Questo animale doveva essere abbastanza simile all'odierno capodoglio. Solitamente era più piccolo della forma attuale, ma resti frammentari fanno supporre che alcuni esemplari fossero lunghi quasi quanto i capodogli odierni. Il cranio di Scaldicetus era basso, con uno scudo occipitale dalla parte anteriore inclinata notevolmente. Erano presenti grandi fosse temporali allungate, e processi zigomatici rigonfi lateralmente e robusti. Al contrario degli attuali capodogli, Scaldicetus possedeva robusti denti aguzzi anche nella mascella superiore. I denti erano dotati ancora di smalto.

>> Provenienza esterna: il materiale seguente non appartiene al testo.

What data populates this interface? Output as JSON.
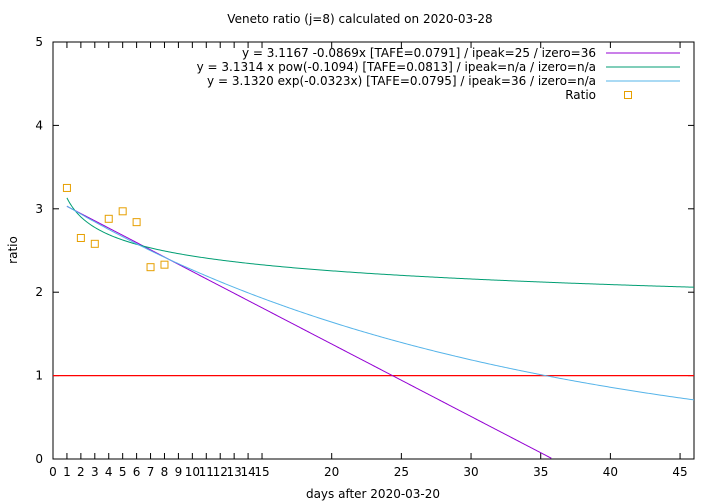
{
  "chart_data": {
    "type": "scatter",
    "title": "Veneto ratio (j=8) calculated on 2020-03-28",
    "xlabel": "days after 2020-03-20",
    "ylabel": "ratio",
    "xlim": [
      0,
      46
    ],
    "ylim": [
      0,
      5
    ],
    "x_ticks": [
      0,
      1,
      2,
      3,
      4,
      5,
      6,
      7,
      8,
      9,
      10,
      11,
      12,
      13,
      14,
      15,
      20,
      25,
      30,
      35,
      40,
      45
    ],
    "x_tick_labels": [
      "0",
      "1",
      "2",
      "3",
      "4",
      "5",
      "6",
      "7",
      "8",
      "9",
      "10",
      "11",
      "12",
      "13",
      "14",
      "15",
      "20",
      "25",
      "30",
      "35",
      "40",
      "45"
    ],
    "y_ticks": [
      0,
      1,
      2,
      3,
      4,
      5
    ],
    "y_tick_labels": [
      "0",
      "1",
      "2",
      "3",
      "4",
      "5"
    ],
    "grid": false,
    "legend_position": "top-right",
    "reference_line": {
      "y": 1,
      "color": "#ff0000"
    },
    "series": [
      {
        "name": "y = 3.1167 -0.0869x  [TAFE=0.0791] / ipeak=25 / izero=36",
        "kind": "line",
        "model": "linear",
        "a": 3.1167,
        "b": -0.0869,
        "x_range": [
          1,
          46
        ],
        "color": "#9400d3"
      },
      {
        "name": "y = 3.1314 x pow(-0.1094)  [TAFE=0.0813] / ipeak=n/a / izero=n/a",
        "kind": "line",
        "model": "power",
        "a": 3.1314,
        "b": -0.1094,
        "x_range": [
          1,
          46
        ],
        "color": "#009e73"
      },
      {
        "name": "y = 3.1320 exp(-0.0323x)  [TAFE=0.0795] / ipeak=36 / izero=n/a",
        "kind": "line",
        "model": "exp",
        "a": 3.132,
        "b": -0.0323,
        "x_range": [
          1,
          46
        ],
        "color": "#56b4e9"
      },
      {
        "name": "Ratio",
        "kind": "points",
        "marker": "open-square",
        "color": "#e69f00",
        "x": [
          1,
          2,
          3,
          4,
          5,
          6,
          7,
          8
        ],
        "y": [
          3.25,
          2.65,
          2.58,
          2.88,
          2.97,
          2.84,
          2.3,
          2.33
        ]
      }
    ]
  }
}
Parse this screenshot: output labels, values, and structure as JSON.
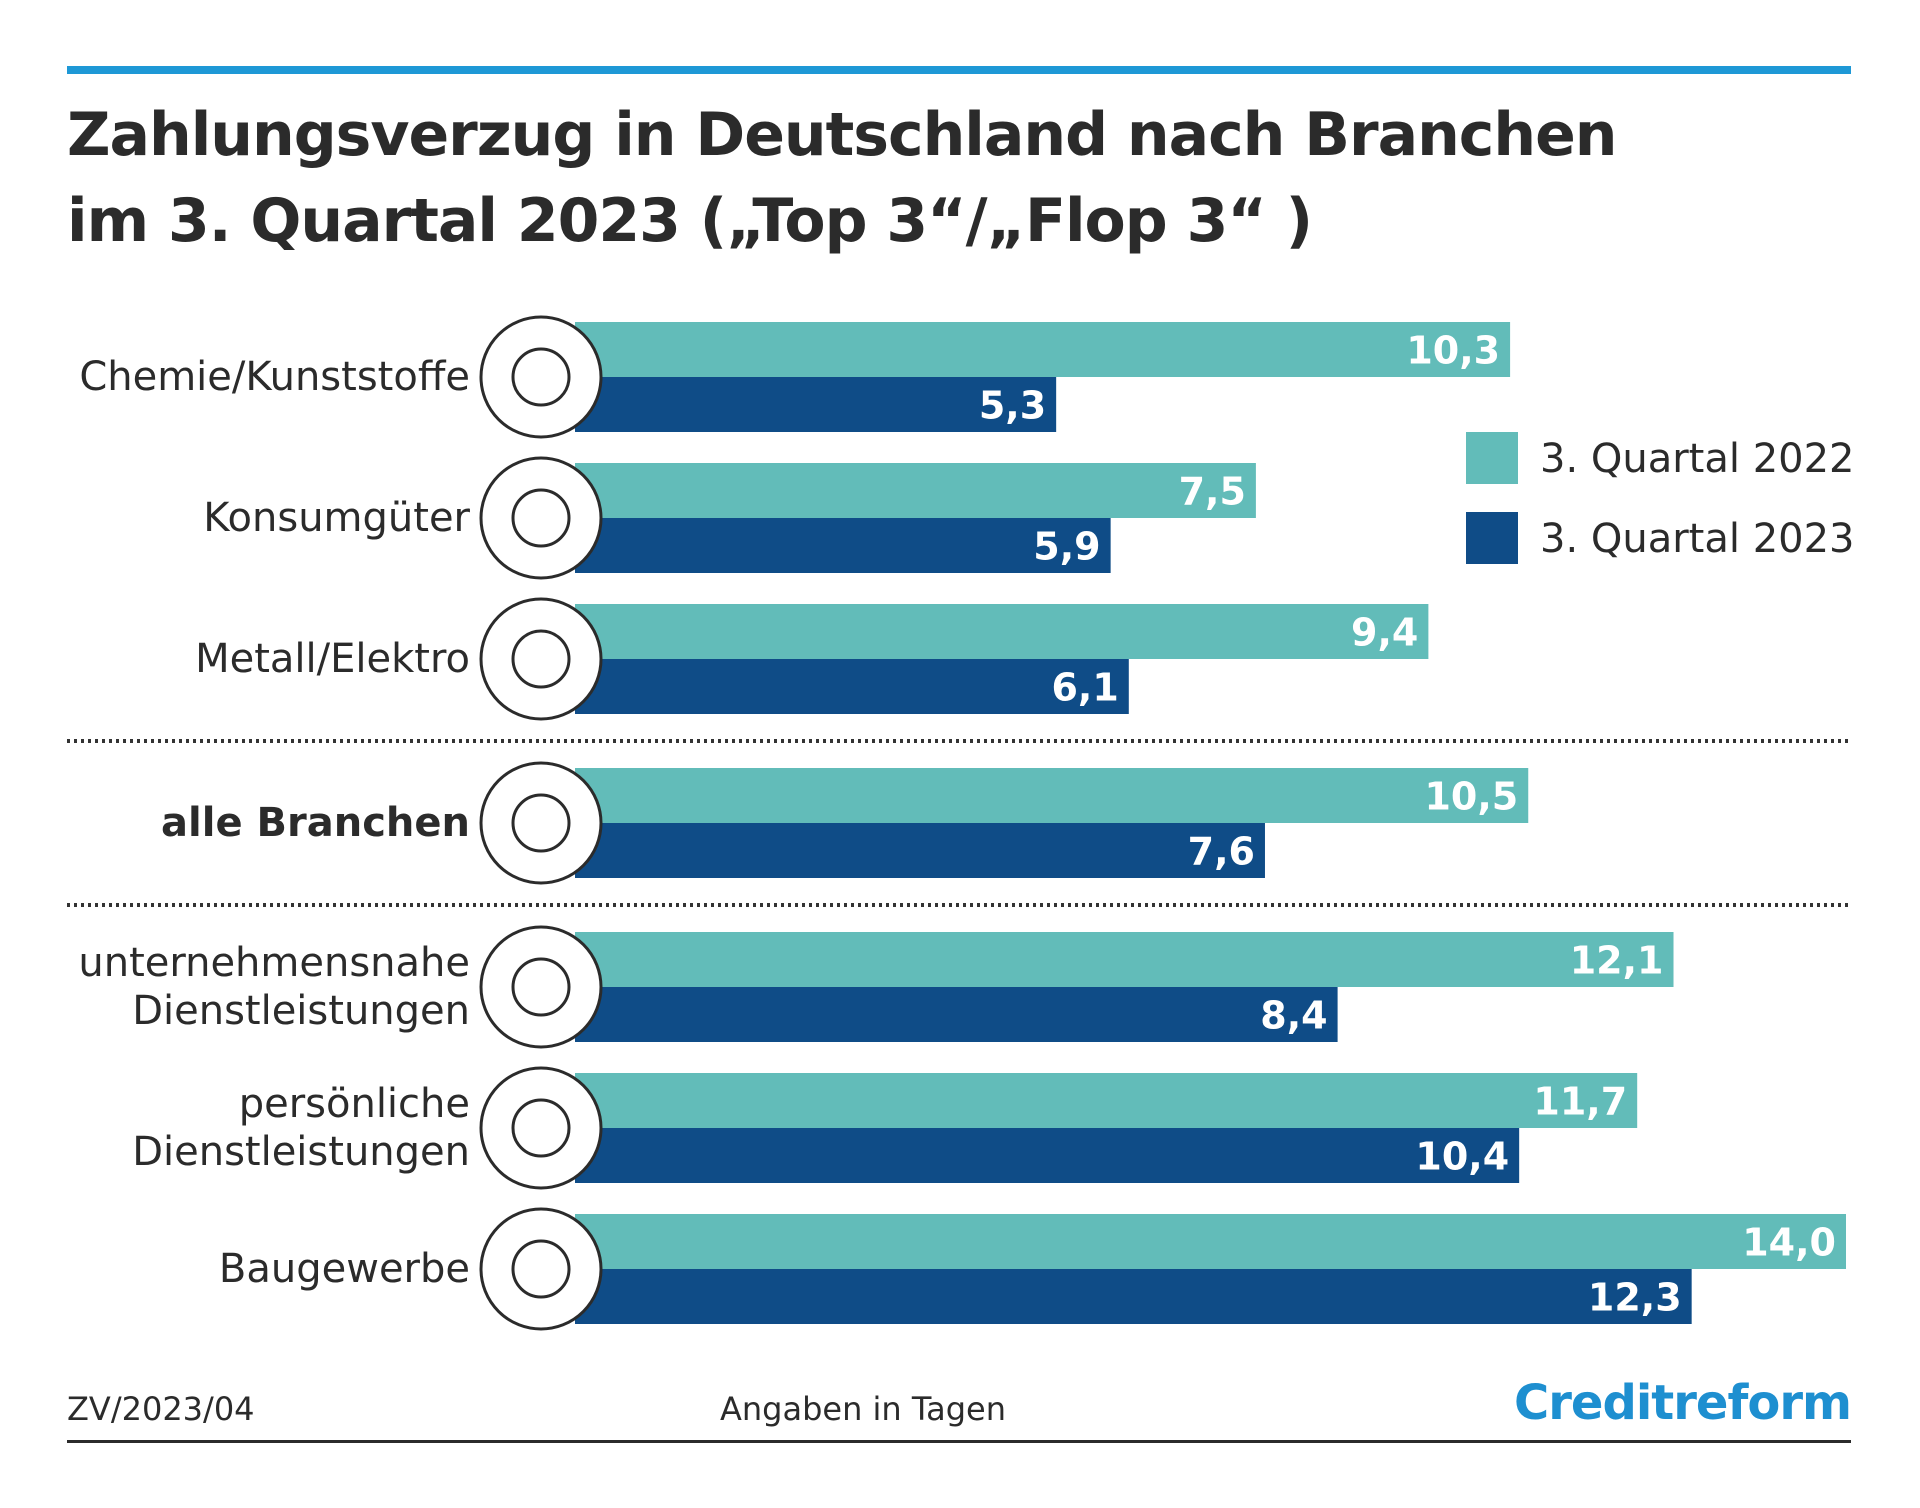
{
  "chart_data": {
    "type": "bar",
    "orientation": "horizontal",
    "title": [
      "Zahlungsverzug in Deutschland nach Branchen",
      "im 3. Quartal 2023 („Top 3“/„Flop 3“ )"
    ],
    "categories": [
      "Chemie/Kunststoffe",
      "Konsumgüter",
      "Metall/Elektro",
      "alle Branchen",
      "unternehmensnahe Dienstleistungen",
      "persönliche Dienstleistungen",
      "Baugewerbe"
    ],
    "highlight_index": 3,
    "separators_after": [
      2,
      3
    ],
    "series": [
      {
        "name": "3. Quartal 2022",
        "color": "#62bcb9",
        "values": [
          10.3,
          7.5,
          9.4,
          10.5,
          12.1,
          11.7,
          14.0
        ],
        "value_labels": [
          "10,3",
          "7,5",
          "9,4",
          "10,5",
          "12,1",
          "11,7",
          "14,0"
        ]
      },
      {
        "name": "3. Quartal 2023",
        "color": "#0f4c87",
        "values": [
          5.3,
          5.9,
          6.1,
          7.6,
          8.4,
          10.4,
          12.3
        ],
        "value_labels": [
          "5,3",
          "5,9",
          "6,1",
          "7,6",
          "8,4",
          "10,4",
          "12,3"
        ]
      }
    ],
    "xlim": [
      0,
      14
    ],
    "legend": "top-right",
    "source": "ZV/2023/04",
    "note": "Angaben in Tagen",
    "brand": "Creditreform"
  }
}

Una serie di nove denti appartenuti al medesimo esemplare sono stati rinvenuti in località Cessaniti in Calabria dal Gruppo Paleontologico Tropeano e sono ora esposti presso il Civico Museo del Mare di Tropea.


I primi fossili di questo animale (45 denti isolati, probabilmente appartenenti a un solo esemplare) vennero ritrovati nella zona di Anversa, in Belgio, in terreni del Miocene superiore, e vennero descritti da Du Bus nel 1867 come Scaldicetus caretti. Un'altra specie piuttosto diffusa è S. grandis, rinvenuta in Europa e in Nordamerica.
Numerosi altri fossili attribuiti a Scaldicetus sono stati ritrovati in vari siti compresi tra il Miocene inferiore e il Pliocene inferiore, ma l'identificazione di questi resti è problematica. Spesso gli studiosi si sono basati su denti con smalto corrugato e sulla presenza di denti funzionali nella mascella superiore, ma queste caratteristiche suggeriscono piuttosto un grado evolutivo e non un genere tassonomico distinto. In ogni caso, Scaldicetus è un rappresentante basale dei fiseteridi, attualmente rappresentati dal capodoglio e dai kogia.